The other aspects of this issue seam fixed; should we reopen it?

akaitoua commented 7 years ago

@marcomass, fixed.

marcomass commented 7 years ago

@akaitoua Unfortunately running the same query (above) the same error is still present (see below). Please fix. I reopen the issue.
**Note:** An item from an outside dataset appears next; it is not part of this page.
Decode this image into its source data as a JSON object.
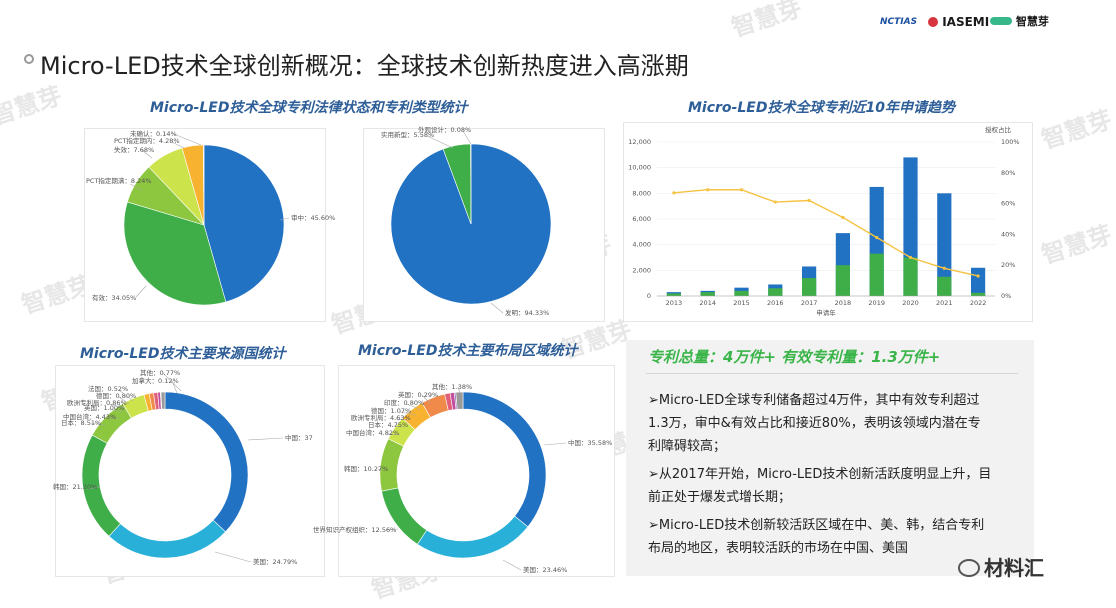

2017-09-07 19:13:26,470 ERROR [Executor] Exception in task 3.0 in stage 79.0 (TID 5513) java.lang.ClassCastException: it.polimi.genomics.core.GNull cannot be cast to it.polimi.genomics.core.GDouble at it.polimi.genomics.core.GValue$class.compare(DataTypes.scala:80) at it.polimi.genomics.core.GNull.compare(DataTypes.scala:177) at it.polimi.genomics.core.GNull.compare(DataTypes.scala:177) at scala.math.Ordered$class.compareTo(Ordered.scala:92) at it.polimi.genomics.core.GNull.compareTo(DataTypes.scala:177) at scala.math.LowPriorityOrderingImplicits$$anon$6.compare(Ordering.scala:150) at java.util.TimSort.countRunAndMakeAscending(TimSort.java:351) at java.util.TimSort.sort(TimSort.java:216) at java.util.Arrays.sort(Arrays.java:1438) at scala.collection.SeqLike$class.sorted(SeqLike.scala:648) at scala.collection.AbstractSeq.sorted(Seq.scala:41) at it.polimi.genomics.GMQLServer.DefaultRegionsToRegionFactory$$anon$7$$anonfun$20.apply(DefaultRegionsToRegionFactory.scala:135)

marcomass commented 7 years ago

@akaitoua @acanakoglu Arif mentioned that in some cases (e.g., when BAG is used in MAP) it would be useful to have all values reported by BAG, not only the distinct ones (which is useful in other cases, e.g., when BAG is used in EXTEND). Could you provide two versions of bag, exactly with the same functionality, but one named BAGD returning distinct values, and another named BAG returning all values?

akaitoua commented 7 years ago

@marcomass @acanakoglu , Such BAG function can be added but it needs compiler changes.